No Fear: American Savings Bank Swaps Everything

A massive technology overhaul by American Savings Bank in Honolulu is evidence that the buying spree many core systems vendors went on in recent years to bulk up their product suites is paying off.

The $4.9 billion-asset subsidiary of the utility company Hawaiian Electric Industries Inc. made the gutsy move to swap out about 30 software programs, including its core processing system, for new technology. In doing so, it went from working with more than six vendors to just one, Fiserv Inc. The thrift's decision was as much driven by a need to improve clunky operations as it was by a desire to save money.

"If you can find a vendor that can offer a solution for just about everything you would need to run your business, the chances you would have for total integration is greater," says Rick Robel, American Savings Bank's executive vice president of operations and technology.

Previously, employees had to enter new customer data in four or five separate programs to ensure information was consistent across the bank. It also was difficult for the thrift's employees to get a complete view of a customer's product relationship with the bank without bringing up multiple work screens. "Because the systems were so disparate, if you wanted to do any data entry ... you had to have all those applications up," Robel says. "We eliminated a lot of that with Fiserv."

The deal also was a major coup for Fiserv, and in many ways vindication that the slew of acquisitions it completed in 2007 and 2008, including its $4.4 billion purchase of the electronic bill-payment and online banking software maker CheckFree Corp., is helping win new business.

"It really builds on the Fiserv 2.0 strategy that we delivered back in 2006, which was to bring our products together to provide larger bundles of value for the clients," Jeffery Yabuki, Fiserv's president and chief executive, said. The catalyst that prompted American Savings Bank's management to consider upgrading its technology was the impending contract renewal for the core system it was using at the time from Metavante Technologies Inc. [Metavante is now owned by FIS.]

Although the contract was not due for another two and a half years, Robel knew simply deciding whether to convert to a new system would be difficult. "You never want to go through a switch like this," he said. "It's not an easy activity to do. It doesn't stop progress but it does require a lot of focus, which does limit your capabilities to do other things."

American Savings Bank started the evaluation process in January 2008 to determine whether it should switch vendors. At the end of the year the company decided it should move its core system along with its cash management, Internet banking, branch capture, lending and numerous other programs to Fiserv.

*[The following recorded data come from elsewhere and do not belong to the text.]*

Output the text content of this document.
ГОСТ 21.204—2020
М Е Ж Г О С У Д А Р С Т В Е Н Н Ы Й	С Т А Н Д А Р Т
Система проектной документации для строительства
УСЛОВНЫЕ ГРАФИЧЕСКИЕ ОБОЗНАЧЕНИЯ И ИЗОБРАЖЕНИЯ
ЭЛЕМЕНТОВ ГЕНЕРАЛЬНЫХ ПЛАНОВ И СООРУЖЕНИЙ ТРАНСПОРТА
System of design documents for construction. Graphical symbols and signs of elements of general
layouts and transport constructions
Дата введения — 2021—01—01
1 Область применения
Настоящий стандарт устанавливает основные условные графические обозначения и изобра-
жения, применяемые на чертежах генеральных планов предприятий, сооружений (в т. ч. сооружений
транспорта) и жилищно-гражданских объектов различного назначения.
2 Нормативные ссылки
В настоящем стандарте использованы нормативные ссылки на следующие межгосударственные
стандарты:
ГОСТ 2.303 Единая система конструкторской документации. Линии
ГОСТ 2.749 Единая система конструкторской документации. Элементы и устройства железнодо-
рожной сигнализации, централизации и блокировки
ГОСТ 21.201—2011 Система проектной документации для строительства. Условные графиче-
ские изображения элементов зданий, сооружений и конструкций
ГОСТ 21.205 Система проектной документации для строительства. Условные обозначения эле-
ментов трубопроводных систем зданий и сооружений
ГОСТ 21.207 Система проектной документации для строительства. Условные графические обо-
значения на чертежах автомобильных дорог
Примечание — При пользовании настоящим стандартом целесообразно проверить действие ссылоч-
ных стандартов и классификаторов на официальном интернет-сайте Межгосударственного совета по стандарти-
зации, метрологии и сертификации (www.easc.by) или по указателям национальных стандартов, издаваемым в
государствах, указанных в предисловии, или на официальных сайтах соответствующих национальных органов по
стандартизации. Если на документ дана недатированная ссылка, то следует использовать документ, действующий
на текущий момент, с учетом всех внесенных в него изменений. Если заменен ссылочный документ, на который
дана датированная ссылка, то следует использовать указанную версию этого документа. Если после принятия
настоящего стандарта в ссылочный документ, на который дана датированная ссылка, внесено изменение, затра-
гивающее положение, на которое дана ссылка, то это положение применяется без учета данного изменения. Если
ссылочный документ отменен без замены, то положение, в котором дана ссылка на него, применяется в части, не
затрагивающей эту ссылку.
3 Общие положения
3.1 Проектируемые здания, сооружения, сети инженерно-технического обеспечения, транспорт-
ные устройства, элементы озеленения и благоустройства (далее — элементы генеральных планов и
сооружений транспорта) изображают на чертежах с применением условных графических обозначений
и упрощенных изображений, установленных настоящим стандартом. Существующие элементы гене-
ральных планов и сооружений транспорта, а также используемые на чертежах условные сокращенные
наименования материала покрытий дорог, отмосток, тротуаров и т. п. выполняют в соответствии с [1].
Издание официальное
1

Because the project affected virtually every part of the 57-branch institution, Robel knew communication would be crucial. He organized employees into teams with responsibility over the thrift's different operating areas and put them in charge of making sure the conversions affecting their areas stayed on track. Every Monday all stakeholders involved in the project met from 8 a.m. to 2 p.m. to go over progress on each conversion, he said. "It was grueling, it was excruciating, it was painful, it was intensive and you were not excused from attending," Robel said.

The implementation process, which took 14 months and was mostly completed in May of this year, occurred without any major missteps. However, Robel said he underestimated the level of human resources needed to complete the project. He brought on contractors to help manage the upgrades.

Robel and Yabuki declined to discuss the project's costs, but Robel urged other bank executives to cushion budgets for major technology conversions and add extra time to meet deadlines.

Deals in which a bank decides to deploy several products, not just a core system, now are par for the course for most major vendors. However, to have a bank embark on the installation of numerous programs at once like American Savings Bank is still rare for Fiserv, Yabuki said.

"For the last couple of years it is more typical that we would see people buy a large number of attachment products to the core," he said. "This was significant because typically you don't see someone do a 'big bang' conversion of this magnitude. You see different pacing. American Savings Bank saw the different points of value and they wanted to get them in as quickly as they could."

American Savings Bank's makeover is likely a harbinger of things to come for financial technology vendors as midsize banks, especially, try to differentiate themselves and steal market share from their larger competitors. "This group of banks will be launching core banking initiatives that will, I believe, threaten the underbelly of the large-tier market as far as banks are concerned," says Don Free, a research director with the market research firm Gartner Inc. "In most cases as we start getting up the food chain in asset size, the systems are very complex because they're very line-of-business oriented."

"Tackling that and maintaining the integration is very expensive, so most of the CEOs that are being hired for these style of banks are looking to upgrade the foundational support of their businesses with an eye toward providing better value, better cost savings and overall effectiveness of the organization."

Though American Savings Bank recently completed its conversion, it already is seeing signs that its ability to onboard and cross-sell to customers is improving, Robel said, which is significant because of the thrift's unique geographic location.

"What we've done is try to be very creative in a [market] that doesn't grow like the other markets in the mainland," Robel said.